New Smart pen patented by Apple
While similar devices like Live-scribe’s “smart pen” require special paper or a bulk form factor to house infrared lights, battery and storage, Apple’s design uses low profile accelerometers to sense movement and so could be built to be smaller and last longer.
The patent, first reported by Apple Insider, describes a device that is activated when it is picked up, begins recording when a switch is pressed and can then store the pen’s movements, send them to your device in timed bursts or broadcast the movements instantly to one or multiple devices.
The advantage of the design is that in addition to storing your notes to send to your device later, you could use the pen while giving a presentation and have your colleagues receive a copy of your notes in real time.

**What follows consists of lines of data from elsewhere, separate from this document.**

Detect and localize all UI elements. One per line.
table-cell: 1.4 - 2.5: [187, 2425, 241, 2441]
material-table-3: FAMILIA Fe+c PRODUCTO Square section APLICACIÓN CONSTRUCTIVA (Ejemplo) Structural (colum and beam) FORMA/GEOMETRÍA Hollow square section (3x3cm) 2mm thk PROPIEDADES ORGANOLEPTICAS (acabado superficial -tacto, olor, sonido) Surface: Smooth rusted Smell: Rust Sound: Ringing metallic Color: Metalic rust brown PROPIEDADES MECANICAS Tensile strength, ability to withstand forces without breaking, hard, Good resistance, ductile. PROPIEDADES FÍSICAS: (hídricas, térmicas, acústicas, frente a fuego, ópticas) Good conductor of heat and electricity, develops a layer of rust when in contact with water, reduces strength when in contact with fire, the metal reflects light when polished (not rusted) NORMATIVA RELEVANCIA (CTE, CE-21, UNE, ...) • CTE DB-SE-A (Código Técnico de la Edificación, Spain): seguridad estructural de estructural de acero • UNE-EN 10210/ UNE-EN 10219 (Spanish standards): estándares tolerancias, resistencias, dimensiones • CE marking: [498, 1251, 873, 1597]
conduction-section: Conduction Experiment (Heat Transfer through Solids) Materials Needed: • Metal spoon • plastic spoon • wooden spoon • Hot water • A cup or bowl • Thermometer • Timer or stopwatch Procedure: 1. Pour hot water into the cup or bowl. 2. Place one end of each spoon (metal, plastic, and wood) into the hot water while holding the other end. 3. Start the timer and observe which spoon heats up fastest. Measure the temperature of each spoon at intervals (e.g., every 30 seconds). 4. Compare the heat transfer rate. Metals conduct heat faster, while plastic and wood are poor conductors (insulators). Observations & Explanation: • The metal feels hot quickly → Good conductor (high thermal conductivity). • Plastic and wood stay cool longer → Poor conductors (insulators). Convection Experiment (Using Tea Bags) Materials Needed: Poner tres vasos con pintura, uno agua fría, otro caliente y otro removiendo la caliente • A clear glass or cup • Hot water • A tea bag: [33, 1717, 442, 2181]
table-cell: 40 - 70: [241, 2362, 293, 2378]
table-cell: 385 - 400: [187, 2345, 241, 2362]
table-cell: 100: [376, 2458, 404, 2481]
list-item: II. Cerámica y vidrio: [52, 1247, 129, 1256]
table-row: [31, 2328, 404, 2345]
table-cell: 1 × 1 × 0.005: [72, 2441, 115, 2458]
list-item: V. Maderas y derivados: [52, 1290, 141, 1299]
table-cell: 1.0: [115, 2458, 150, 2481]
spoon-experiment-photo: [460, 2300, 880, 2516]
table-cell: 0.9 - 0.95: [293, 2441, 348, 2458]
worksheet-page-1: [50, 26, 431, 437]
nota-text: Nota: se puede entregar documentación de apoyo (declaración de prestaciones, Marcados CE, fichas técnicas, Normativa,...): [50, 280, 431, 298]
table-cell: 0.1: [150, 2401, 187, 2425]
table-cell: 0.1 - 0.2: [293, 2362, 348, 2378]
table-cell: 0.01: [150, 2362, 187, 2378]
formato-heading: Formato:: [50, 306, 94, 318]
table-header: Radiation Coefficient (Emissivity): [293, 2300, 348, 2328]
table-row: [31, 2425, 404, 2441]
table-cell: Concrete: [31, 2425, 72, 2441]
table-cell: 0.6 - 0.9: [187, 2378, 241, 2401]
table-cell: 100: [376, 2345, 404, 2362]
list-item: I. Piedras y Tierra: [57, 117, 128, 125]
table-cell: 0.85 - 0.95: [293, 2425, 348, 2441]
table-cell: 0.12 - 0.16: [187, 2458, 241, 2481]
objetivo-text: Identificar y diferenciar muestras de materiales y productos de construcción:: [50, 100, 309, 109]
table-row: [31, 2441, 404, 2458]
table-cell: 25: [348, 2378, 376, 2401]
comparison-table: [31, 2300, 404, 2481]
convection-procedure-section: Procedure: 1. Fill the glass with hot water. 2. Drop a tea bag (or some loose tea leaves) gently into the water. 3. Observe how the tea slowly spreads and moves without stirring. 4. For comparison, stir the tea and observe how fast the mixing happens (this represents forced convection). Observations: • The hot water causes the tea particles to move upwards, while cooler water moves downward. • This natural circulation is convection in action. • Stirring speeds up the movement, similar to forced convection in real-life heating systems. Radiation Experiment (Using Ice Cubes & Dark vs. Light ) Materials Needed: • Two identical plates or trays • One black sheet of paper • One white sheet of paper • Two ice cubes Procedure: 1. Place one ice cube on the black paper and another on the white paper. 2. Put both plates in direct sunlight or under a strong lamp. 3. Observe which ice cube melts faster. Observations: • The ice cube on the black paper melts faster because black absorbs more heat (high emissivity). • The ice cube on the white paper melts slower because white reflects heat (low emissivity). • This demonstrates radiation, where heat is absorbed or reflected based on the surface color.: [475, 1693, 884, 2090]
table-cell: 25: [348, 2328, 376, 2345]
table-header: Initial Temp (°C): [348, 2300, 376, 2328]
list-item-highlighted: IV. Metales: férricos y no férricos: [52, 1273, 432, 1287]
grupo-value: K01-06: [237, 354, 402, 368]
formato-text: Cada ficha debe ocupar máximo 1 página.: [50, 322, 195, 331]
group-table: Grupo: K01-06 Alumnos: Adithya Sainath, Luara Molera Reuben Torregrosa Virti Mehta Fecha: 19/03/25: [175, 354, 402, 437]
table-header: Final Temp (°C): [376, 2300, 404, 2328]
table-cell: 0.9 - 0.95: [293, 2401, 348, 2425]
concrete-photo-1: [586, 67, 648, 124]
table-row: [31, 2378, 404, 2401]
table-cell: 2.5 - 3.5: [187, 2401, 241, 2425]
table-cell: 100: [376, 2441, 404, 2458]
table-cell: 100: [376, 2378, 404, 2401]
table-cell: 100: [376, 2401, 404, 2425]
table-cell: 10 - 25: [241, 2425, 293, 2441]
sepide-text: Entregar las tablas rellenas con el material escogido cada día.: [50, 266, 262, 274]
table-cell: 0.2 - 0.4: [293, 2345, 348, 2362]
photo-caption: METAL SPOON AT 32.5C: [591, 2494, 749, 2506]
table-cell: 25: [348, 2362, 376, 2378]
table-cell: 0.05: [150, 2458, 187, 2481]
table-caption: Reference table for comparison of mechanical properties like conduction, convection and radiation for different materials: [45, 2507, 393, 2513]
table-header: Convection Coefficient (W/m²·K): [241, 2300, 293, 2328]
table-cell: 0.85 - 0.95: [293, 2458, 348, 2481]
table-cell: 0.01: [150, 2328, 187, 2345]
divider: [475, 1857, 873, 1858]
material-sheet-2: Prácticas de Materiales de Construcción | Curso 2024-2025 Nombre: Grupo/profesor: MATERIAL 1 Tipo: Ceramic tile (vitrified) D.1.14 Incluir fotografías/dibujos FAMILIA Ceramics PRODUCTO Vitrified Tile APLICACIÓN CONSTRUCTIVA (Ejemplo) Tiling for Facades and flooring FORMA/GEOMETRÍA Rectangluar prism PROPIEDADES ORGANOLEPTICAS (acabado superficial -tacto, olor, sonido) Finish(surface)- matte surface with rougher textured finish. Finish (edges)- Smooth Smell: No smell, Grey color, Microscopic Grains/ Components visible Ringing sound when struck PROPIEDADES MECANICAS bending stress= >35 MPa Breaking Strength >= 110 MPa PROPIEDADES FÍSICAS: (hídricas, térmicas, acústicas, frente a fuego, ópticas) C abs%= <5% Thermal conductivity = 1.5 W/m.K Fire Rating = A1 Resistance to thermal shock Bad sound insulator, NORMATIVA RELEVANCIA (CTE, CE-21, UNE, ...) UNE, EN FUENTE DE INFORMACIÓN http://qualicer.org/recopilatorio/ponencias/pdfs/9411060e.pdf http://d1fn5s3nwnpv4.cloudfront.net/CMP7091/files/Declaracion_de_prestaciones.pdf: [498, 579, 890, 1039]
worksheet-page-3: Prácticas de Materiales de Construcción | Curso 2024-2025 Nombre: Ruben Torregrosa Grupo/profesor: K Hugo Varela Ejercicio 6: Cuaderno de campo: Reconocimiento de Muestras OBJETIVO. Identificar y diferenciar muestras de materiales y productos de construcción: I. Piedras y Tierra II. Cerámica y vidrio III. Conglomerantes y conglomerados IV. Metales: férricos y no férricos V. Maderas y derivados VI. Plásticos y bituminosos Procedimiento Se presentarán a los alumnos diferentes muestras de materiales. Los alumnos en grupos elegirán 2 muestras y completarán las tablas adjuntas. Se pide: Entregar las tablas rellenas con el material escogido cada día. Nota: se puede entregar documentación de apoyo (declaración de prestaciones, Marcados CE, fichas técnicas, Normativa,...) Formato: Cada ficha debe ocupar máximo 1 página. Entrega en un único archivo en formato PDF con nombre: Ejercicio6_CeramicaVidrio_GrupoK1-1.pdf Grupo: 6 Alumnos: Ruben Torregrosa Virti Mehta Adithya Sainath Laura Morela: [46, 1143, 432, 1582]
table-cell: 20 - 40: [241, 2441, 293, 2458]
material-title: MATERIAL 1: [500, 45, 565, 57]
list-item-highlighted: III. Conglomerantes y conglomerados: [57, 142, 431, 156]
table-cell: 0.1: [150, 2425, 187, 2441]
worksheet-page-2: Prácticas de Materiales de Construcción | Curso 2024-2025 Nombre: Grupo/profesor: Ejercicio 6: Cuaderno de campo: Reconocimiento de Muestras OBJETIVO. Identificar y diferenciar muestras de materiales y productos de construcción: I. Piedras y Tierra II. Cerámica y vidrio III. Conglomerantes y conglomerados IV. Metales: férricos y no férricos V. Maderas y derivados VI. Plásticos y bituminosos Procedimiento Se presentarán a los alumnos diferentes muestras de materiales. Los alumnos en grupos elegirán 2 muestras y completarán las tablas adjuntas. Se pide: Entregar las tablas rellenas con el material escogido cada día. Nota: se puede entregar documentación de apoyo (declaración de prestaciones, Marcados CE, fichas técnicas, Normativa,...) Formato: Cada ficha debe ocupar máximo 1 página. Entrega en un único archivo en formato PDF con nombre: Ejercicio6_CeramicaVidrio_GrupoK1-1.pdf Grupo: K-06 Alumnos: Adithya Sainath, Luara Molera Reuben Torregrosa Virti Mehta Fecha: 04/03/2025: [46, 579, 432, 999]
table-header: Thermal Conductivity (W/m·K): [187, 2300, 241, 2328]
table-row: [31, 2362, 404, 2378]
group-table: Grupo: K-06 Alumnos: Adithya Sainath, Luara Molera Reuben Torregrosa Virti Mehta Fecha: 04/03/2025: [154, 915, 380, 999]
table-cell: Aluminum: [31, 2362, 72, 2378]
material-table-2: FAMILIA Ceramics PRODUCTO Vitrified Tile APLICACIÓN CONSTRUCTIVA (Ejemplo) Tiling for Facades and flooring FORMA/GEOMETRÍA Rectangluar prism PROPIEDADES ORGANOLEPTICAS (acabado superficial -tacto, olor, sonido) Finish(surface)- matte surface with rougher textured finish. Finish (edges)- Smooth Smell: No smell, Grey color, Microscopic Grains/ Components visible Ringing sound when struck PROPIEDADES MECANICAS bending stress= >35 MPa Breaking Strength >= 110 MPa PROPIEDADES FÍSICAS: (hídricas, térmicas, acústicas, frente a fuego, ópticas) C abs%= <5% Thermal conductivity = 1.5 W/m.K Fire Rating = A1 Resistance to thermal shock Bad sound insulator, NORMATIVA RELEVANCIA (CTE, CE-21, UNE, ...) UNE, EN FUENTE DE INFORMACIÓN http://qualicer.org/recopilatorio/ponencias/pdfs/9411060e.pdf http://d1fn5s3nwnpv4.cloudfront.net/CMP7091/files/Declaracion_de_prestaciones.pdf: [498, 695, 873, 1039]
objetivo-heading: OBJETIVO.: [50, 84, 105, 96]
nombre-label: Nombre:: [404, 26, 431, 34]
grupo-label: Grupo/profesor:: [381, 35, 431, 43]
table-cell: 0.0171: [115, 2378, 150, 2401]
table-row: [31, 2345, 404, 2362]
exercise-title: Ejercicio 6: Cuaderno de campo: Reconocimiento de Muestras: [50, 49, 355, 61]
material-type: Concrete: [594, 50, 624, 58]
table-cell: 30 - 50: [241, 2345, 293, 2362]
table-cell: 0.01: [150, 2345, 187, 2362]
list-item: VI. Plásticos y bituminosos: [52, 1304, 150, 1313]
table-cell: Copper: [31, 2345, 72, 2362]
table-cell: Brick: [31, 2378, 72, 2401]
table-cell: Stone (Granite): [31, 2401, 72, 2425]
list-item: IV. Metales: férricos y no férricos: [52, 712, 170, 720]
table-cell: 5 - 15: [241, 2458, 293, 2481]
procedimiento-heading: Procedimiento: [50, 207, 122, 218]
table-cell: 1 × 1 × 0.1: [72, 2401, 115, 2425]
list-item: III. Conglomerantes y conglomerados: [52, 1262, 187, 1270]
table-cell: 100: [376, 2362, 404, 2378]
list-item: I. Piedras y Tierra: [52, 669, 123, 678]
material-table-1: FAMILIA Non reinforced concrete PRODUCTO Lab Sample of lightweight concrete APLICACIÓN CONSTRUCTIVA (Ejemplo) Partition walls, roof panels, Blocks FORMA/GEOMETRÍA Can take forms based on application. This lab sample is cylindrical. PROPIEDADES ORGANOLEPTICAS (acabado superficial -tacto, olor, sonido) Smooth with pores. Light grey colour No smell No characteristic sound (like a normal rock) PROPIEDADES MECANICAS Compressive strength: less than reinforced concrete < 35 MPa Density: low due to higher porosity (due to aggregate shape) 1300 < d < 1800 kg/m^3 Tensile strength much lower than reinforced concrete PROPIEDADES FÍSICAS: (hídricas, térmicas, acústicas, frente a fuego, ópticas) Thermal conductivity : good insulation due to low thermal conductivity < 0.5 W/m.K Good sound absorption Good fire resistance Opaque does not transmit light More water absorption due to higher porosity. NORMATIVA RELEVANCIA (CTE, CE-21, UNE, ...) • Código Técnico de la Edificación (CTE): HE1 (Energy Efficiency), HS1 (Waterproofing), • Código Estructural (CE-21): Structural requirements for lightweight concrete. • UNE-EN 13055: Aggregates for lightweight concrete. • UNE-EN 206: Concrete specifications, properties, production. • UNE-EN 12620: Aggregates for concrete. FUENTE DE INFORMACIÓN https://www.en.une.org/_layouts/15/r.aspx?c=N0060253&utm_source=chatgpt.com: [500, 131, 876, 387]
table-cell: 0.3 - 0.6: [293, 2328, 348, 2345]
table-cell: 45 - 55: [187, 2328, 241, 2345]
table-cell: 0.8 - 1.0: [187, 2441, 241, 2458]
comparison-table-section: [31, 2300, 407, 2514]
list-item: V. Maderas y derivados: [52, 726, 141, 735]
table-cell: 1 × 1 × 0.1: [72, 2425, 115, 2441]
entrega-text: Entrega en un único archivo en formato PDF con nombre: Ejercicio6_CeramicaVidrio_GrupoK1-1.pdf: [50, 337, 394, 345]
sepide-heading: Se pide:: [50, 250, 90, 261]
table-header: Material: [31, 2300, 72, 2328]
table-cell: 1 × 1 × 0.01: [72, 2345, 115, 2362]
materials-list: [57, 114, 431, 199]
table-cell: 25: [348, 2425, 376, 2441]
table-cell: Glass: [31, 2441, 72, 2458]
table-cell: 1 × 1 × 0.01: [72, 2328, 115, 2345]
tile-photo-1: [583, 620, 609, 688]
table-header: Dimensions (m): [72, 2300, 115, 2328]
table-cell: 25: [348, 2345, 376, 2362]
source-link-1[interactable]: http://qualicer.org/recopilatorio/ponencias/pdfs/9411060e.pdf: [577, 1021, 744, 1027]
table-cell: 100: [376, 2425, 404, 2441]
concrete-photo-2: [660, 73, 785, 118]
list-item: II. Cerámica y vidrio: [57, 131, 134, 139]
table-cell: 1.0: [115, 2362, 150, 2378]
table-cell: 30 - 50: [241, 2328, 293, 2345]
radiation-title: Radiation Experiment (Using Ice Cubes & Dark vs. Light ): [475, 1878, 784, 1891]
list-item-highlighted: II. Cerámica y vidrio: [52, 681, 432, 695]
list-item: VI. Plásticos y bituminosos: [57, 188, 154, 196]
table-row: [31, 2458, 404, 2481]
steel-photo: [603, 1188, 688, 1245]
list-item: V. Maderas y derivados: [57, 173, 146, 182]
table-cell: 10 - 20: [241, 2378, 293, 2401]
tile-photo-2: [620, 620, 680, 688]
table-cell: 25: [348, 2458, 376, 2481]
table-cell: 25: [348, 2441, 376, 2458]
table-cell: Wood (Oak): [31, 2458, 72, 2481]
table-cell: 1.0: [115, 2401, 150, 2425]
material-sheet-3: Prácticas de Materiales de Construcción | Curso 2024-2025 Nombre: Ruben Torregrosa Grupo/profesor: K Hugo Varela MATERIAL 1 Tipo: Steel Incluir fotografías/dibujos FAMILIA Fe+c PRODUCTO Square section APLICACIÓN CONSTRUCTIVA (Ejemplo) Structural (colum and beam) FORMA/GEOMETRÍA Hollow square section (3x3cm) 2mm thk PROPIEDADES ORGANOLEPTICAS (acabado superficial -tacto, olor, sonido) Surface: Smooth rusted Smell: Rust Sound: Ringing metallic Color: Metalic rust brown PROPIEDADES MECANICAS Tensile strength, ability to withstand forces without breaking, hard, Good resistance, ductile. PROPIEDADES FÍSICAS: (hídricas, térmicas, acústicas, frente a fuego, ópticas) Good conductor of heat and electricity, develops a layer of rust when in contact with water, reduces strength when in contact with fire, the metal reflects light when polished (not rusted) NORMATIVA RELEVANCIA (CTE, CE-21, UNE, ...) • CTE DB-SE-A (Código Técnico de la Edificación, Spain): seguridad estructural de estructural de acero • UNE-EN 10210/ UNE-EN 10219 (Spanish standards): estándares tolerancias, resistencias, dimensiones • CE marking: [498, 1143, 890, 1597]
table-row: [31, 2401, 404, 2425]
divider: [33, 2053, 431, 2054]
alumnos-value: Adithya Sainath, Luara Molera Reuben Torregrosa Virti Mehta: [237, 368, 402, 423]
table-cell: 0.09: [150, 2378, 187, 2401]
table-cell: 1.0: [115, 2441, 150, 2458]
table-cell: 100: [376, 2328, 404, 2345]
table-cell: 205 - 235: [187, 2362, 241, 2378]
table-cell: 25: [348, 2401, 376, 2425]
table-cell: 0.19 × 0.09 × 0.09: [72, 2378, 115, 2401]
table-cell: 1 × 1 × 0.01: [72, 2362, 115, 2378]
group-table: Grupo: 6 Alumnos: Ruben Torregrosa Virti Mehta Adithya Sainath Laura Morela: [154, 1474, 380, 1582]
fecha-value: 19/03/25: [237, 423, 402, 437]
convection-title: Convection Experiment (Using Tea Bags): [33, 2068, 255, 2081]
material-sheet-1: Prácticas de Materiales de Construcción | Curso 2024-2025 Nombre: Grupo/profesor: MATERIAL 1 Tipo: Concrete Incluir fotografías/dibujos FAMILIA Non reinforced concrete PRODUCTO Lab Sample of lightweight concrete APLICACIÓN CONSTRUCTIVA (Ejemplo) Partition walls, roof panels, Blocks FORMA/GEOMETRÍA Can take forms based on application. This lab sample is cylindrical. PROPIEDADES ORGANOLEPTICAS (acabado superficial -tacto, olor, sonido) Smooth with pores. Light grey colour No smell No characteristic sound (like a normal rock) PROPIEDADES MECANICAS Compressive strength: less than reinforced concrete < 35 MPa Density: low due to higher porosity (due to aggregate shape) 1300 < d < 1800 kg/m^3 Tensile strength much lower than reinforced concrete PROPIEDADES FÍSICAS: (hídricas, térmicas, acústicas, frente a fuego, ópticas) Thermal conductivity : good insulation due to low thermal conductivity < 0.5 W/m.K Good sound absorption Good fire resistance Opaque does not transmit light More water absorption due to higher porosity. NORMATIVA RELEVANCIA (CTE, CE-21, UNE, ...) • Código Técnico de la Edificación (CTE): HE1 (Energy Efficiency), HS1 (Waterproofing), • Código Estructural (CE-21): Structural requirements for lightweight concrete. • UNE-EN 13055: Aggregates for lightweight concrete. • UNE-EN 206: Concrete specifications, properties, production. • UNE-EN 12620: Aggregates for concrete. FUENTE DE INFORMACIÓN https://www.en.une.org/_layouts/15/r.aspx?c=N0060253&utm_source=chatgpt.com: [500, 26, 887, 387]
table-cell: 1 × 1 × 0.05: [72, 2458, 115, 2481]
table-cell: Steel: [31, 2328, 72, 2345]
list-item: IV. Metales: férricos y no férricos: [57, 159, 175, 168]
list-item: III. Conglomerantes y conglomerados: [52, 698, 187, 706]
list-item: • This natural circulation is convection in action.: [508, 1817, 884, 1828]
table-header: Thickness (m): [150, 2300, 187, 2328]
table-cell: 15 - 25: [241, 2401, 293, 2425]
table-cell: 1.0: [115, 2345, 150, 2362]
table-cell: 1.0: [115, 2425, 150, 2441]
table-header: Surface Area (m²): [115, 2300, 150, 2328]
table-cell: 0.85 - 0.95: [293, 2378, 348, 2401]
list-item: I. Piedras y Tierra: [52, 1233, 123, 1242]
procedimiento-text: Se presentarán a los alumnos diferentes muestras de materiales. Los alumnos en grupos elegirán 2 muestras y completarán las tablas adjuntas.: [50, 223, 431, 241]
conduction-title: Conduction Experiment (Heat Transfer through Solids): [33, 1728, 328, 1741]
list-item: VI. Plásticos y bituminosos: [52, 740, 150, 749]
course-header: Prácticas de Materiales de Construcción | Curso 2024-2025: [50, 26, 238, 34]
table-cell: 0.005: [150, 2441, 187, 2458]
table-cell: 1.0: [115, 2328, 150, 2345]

Alternatively, you could draw on a notepad and have the pen output to a large digital display.
The patent also mentions the device would allow for “alternative embodiments”, letting the user attach magnetometers for gathering orientation data, or allowing for different tips (for example a pencil-like graphite tip for sketching or one for writing on whiteboards).
Presumably the pen would work with a capacitive tip as well, for drawing and note-taking directly onto an iPad or iPhone, although long-time Apple followers will remember how strongly former Apple chief executive Steve Jobs felt about that.
“Who wants a stylus?!””You have to get ’em, and put ’em away. You lose ’em. Yuck! Nobody wants a stylus.”
It’s important to note that Apple files for patents of its inventions constantly and it doesn’t necessarily take all it’s designs to production (in fact this is not even the first recent Apple patent for a stylus). The patent, which was approved on Tuesday, was first filed in 2010.
Rumors earlier this year of a 12.9-inch “iPad Plus” never seemed to eventuate but, given such a device would be aimed squarely at business users, artists and designers, a stylus would make an interesting accessory.